Le droit à la prime et son montant est alors fixé dans le respect du principe de proportionnalité et repose sur une appréciation de la situation, sur la base des rapports d’incident établit par le responsable fonctionnel après information du salarié qui aura été mis à même de présenter ses observations.
Afin de garantir l’objectivité et l’égalité de traitement, les parties conviennent que l’acquisition du montant de la prime peut s’appuyer sur le référentiel suivant :
Nombre de rapports d’incident
Référentiel indicatif de la prime
1 rapport 75 % du montant théorique 2 rapports 50 % du montant théorique 3 rapports 25 % du montant théorique 4 rapports et plus Absence de prime
Ces niveaux constituent des repères indicatifs, permettant d’assurer la cohérence des décisions, sans caractère automatique.
La modulation du montant de la prime constitue un mécanisme d’évaluation destiné à déterminer le montant de la prime et ne revêt pas le caractère d’une sanction disciplinaire.
DISPOSITIONS TRANSITOIRES ET ARTICULATIONS AVEC LES ANCIENNES PRIMES DE FIN D’ANNEE
Substitution aux pratiques antérieures
Le présent accord se substitue intégralement, à compter de son entrée en vigueur, à toute pratique, usage, engagement unilatéral ou dispositif antérieur relatif à l’attribution d’une prime de fin d’année.
En conséquence, aucun salarié ne peut se prévaloir du maintien ou de l’application des règles antérieures pour la détermination de ses droits futurs.
Positionnement dans le nouveau dispositif
Les salariés présents à la date d’entrée en vigueur sont intégrés dans le dispositif défini par le présent accord selon les principes suivants :
Les salariés justifiant d’une ancienneté supérieure ou égale à sept années à la date d’entrée en vigueur du présent accord ne bénéficient pas, du seul fait de cette ancienneté, d’un accès automatique au niveau maximal de la prime et sont soumis aux règles de progression et d’acquisition prévues par le présent dispositif.
C’est le niveau de prime perçu en 2025 au titre de l’ancienne prime de fin d’année qui est pris en compte comme base de positionnement, mais dans la limite de 50 % du salaire de base (plafond) ;
Ce positionnement ne peut entraîner aucune augmentation automatique immédiate résultant du seul changement de dispositif ;
La progression ultérieure dans la grille s’effectue exclusivement selon les règles, conditions et mécanismes d’acquisition prévus par le présent accord.

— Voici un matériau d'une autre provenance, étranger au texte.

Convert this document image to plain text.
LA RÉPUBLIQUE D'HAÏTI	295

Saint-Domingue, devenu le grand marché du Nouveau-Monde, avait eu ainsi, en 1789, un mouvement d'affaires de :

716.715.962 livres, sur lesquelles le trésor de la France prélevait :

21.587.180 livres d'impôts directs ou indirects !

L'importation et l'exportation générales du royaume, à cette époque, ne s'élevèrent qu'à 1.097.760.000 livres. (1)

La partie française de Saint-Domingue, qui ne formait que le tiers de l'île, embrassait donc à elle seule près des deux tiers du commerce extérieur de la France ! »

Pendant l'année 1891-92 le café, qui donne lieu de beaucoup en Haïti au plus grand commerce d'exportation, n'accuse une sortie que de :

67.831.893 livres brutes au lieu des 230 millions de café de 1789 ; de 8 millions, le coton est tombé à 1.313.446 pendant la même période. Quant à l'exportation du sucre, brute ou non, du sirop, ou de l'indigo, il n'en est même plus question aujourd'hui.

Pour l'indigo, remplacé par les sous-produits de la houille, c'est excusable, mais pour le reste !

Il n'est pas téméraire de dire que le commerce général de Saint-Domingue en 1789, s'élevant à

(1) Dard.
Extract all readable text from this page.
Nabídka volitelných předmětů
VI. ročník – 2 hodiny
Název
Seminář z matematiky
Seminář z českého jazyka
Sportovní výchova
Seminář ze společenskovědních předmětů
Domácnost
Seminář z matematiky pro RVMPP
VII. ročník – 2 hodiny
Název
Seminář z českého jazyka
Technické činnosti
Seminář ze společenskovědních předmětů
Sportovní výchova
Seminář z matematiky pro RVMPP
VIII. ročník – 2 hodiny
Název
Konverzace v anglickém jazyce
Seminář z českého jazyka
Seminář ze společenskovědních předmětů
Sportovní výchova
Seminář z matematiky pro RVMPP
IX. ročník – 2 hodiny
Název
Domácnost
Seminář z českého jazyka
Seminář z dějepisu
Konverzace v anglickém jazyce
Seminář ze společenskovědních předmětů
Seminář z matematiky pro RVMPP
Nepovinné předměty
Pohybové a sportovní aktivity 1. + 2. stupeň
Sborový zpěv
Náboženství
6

Absence de rétroactivité et de reconstitution de droits
Aucun rappel de prime ne pourra être demandé au titre de périodes antérieures sur la base du présent accord ;
Aucune reconstitution de carrière, ni recalcul du niveau de prime au regard de l’ancienneté acquise avant l’entrée en vigueur du présent accord ne pourra être exigé ;
Les salariés ne peuvent revendiquer un repositionnement immédiat dans la grille au seul motif de leur ancienneté.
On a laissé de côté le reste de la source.